Two days after undergoing uncomplicated bilateral total knee arthroplasties, a 72-year-old man had a temperature of 101°F and a pruritic, erythematous rash that originated on his trunk and spread peripherally to his arms and upper thighs over the course of 24 hours.
Although rare, cutaneous drug reactions such as acute generalized exanthematous pustulosis, the drug reaction with eosinophilia and systemic symptoms (DRESS) syndrome, the Stevens–Johnson syndrome, and toxic epidermal necrolysis can cause dramatic presentations and critical illness. These syndromes have certain features in common, and there is some evidence that patients can have overlap syndromes. A new Clinical Problem-Solving article explains.
• How often is acute generalized exanthematous pustulosis caused by medications?
At least 90% of cases of acute generalized exanthematous pustulosis are attributed to medication exposure, with antibiotics, antiepileptic agents, and antihypertensive agents commonly cited as culprits. Other reported triggers include viral infection, mercury, and spider bites.
• What is known about the pathophysiology of acute generalized exanthematous pustulosis?
The pathophysiological basis of acute generalized exanthematous pustulosis remains unclear; however, researchers evaluating cells isolated from skin lesions have found that the initial cellular infiltrate consists primarily of CD4+ and CD8+ T cells. In cases of acute generalized exanthematous pustulosis that are precipitated by medications, these T cells are drug-specific. Data also suggest that the initial T-cell infiltrates release inflammatory mediators, such as interleukin-8.
Morning Report Questions
Q: Describe some of the clinical and histologic features of acute generalized exanthematous pustulosis.

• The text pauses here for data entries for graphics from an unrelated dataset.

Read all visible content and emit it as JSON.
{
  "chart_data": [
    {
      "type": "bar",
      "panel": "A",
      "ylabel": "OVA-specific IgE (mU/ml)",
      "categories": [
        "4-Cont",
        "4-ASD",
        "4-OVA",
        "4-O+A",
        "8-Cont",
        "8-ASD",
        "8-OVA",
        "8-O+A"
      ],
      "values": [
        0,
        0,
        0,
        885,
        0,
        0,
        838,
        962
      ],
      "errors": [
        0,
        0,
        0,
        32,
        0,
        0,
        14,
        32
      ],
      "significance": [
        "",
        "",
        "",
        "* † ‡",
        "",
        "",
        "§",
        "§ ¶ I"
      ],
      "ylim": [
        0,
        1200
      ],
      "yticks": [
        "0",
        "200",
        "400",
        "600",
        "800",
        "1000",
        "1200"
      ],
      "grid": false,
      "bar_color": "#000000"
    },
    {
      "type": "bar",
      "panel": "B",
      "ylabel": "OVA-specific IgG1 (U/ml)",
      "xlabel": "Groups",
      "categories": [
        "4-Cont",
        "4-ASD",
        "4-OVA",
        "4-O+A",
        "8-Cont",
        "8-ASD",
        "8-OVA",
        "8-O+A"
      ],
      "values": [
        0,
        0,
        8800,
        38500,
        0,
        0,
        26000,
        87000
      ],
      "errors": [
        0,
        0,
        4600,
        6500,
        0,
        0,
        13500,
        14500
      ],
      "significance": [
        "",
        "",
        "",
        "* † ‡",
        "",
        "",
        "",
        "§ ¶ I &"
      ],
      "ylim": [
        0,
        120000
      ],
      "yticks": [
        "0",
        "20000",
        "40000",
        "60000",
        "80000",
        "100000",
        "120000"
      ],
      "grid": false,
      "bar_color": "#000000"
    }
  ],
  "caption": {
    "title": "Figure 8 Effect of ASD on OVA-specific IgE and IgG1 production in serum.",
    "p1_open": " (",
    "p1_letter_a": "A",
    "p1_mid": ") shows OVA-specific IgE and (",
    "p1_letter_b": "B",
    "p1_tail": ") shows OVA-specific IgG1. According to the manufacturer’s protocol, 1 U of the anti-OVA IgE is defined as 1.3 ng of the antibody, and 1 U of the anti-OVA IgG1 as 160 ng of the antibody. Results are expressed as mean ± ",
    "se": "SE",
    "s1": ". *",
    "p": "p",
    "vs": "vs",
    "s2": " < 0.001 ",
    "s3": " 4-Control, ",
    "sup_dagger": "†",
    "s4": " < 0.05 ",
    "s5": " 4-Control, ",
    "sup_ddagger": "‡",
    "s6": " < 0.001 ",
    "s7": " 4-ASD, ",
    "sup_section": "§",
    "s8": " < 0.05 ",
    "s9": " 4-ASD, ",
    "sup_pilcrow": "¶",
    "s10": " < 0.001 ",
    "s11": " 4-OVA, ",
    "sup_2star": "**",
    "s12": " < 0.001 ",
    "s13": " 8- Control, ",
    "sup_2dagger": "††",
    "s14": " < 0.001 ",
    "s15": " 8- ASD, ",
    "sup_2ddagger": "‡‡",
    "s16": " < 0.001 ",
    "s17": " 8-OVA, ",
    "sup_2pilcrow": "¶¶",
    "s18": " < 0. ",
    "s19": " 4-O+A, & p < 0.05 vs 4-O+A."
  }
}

A: Skin findings in this disorder typically consist of diffuse erythema and edema with pinpoint nonfollicular, sterile pustules that can develop hours or days after exposure to the offending agent. The pustules often develop initially in intertriginous areas but can spread diffusely and rapidly. After removal of the trigger, the intensity of the rash typically peaks within 2 weeks and is followed by superficial desquamation. A pathologically similar but more localized form, known as acute localized exanthematous pustulosis, can also occur. Other common clinical features in acute generalized exanthematous pustulosis include fever, leukocytosis, lymphadenopathy, transaminitis, hypocalcemia, and mild renal insufficiency. Patients may also report burning or itching. The diagnosis is confirmed on biopsy; common histologic features include subcorneal or intraepidermal spongiform pustules, edema, and neutrophilic or eosinophilic infiltrates.
Q: How is acute generalized exanthematous pustulosis managed?
A: The mainstay of treatment is removal of the offending agent, which typically leads to full resolution of the skin lesions. General skin care is important for the prevention of superinfection and to promote healing, and some centers have reported rapid improvement with topical glucocorticoid use. There are no clinical trial data to support systemic glucocorticoid administration, and many clinicians reserve glucocorticoid therapy for severely ill patients.